Now that we are settled in, I have realized there are a lot of perks to being here.  Our new house has an awesome backyard for sunning.  The windows are low enough that I can see everything that goes on outside without having to actually be outside.   I also learned that I love cats!  There are 3 neighborhood cats that come by to visit me.  Belle (because she has a bell on her collar) and Nubs (because he's missing half his tail) like to sneak in the house and steal my food but I don't mind sharing.  Belle and I have started playing a bit and I am always excited to see her when I'm out on my walks.  She's my new best friend! The 3rd cat is much more timid but is starting to come up and sniff me.  I just stand still and let him check me out.  I know what it's like to be afraid so I don't push him.  

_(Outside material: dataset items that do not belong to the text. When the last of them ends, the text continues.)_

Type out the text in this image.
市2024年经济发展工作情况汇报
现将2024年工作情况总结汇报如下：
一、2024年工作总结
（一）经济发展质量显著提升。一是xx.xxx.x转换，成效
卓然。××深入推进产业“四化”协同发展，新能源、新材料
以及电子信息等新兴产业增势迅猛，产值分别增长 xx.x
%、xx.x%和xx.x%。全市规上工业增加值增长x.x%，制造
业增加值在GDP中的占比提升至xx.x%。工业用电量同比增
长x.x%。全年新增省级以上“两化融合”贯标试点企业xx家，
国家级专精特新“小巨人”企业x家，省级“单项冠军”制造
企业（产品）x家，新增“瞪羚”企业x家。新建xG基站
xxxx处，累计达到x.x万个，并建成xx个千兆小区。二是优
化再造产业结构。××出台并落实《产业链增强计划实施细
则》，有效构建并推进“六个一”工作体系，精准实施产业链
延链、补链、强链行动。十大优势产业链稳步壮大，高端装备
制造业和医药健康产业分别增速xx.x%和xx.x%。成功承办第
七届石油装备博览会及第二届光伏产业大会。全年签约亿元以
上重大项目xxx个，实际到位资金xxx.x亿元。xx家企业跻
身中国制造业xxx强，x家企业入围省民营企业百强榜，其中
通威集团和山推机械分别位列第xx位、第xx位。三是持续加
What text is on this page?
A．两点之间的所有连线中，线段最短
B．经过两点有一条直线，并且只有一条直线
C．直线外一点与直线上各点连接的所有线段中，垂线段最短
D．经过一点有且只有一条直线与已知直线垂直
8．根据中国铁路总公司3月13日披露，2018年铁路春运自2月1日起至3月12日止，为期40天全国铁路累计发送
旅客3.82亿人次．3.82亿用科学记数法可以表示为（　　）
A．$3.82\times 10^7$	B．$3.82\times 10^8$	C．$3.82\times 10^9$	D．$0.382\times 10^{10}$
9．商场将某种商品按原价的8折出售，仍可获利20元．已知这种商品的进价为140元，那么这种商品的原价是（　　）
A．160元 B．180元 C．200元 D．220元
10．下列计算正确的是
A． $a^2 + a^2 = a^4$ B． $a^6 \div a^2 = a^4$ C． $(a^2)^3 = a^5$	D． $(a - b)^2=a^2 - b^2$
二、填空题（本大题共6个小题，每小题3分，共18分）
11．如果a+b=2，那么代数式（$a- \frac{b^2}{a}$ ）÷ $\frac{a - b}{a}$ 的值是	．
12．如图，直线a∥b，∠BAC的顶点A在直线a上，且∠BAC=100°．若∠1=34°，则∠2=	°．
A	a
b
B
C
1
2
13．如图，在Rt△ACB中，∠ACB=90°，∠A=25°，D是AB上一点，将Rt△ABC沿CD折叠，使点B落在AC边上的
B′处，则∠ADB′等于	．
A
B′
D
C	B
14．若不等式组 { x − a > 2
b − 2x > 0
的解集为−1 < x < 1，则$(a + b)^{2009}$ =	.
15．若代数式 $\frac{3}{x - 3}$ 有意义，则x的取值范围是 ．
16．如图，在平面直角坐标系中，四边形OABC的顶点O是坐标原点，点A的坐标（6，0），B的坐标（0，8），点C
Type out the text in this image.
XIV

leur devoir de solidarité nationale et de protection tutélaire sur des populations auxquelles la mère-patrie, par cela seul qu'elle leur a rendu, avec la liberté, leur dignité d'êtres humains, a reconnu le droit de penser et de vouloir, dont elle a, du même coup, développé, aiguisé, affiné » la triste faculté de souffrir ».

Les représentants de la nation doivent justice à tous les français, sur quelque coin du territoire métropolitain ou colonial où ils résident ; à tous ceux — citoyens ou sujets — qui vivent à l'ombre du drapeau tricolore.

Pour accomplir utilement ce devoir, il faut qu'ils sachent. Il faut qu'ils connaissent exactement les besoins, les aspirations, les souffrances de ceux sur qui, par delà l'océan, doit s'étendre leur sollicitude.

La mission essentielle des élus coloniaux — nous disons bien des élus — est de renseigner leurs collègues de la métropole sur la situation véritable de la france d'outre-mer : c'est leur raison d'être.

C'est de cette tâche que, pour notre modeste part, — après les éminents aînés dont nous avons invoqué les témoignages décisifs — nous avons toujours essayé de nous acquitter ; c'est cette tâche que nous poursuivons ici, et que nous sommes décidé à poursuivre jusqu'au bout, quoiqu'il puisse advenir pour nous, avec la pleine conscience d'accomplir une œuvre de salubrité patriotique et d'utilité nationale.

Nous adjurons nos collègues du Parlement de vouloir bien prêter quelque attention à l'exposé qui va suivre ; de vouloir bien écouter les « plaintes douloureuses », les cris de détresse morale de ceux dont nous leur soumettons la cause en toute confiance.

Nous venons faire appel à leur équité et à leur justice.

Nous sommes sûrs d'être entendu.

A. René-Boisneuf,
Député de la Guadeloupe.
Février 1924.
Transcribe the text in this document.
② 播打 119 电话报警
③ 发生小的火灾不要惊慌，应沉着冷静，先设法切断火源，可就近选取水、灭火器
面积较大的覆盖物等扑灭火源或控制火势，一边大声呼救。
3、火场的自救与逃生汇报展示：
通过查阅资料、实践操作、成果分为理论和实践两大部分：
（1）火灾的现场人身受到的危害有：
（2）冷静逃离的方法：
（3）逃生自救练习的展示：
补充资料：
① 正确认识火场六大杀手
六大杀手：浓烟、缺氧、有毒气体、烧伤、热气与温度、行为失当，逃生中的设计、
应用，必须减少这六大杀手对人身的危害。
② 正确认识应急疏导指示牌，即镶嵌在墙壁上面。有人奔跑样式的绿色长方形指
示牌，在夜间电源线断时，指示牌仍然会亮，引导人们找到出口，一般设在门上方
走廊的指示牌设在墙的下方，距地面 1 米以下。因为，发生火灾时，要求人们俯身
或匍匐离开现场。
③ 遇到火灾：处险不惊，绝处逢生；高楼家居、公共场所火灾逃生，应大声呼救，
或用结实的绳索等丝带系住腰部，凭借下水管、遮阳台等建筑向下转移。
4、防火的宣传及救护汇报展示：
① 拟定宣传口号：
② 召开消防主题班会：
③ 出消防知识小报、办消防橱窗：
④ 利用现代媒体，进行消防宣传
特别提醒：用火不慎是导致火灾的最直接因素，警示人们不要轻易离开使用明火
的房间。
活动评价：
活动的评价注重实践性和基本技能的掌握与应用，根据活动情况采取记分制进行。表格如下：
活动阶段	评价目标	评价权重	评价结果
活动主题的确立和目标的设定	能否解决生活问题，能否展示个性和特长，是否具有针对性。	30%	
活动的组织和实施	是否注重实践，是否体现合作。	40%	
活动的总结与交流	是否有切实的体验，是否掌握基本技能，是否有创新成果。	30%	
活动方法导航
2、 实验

In these last 8 months I have made a lot of progress becoming a real dog.  I chew on sticks in the yard, I love walking through puddles (especially muddy ones), and I run around all crazy when I'm wet.  I love laying in the sunshine and walking in the rain.  I get super excited when my mom packs up for an adventure.  I am always game for a hike in the woods.  I am still weary of strangers, especially kids, but I am learning to warm up faster.  I don't enjoy walking near busy streets and bicycles whizzing by scare me.  Mom put me in my backpack carrier and went for a bike ride the other day and that was scary.  I have a feeling she's going to keep doing it though so I will learn to love it, too.  She is always pushing me to be braver than I feel.  I love her for that.

In conclusion, I never bark or bite or pee/poop in the house because I'm a good boy, and good boys don't do that kind of stuff.  I know my mom is nervous about the new adventure she's starting next week but with me by her side, she can do anything!  I am her emotional support animal just like she's my emotional support human. Together we can take on the world, or at the very least PA school and Gainesville adventures!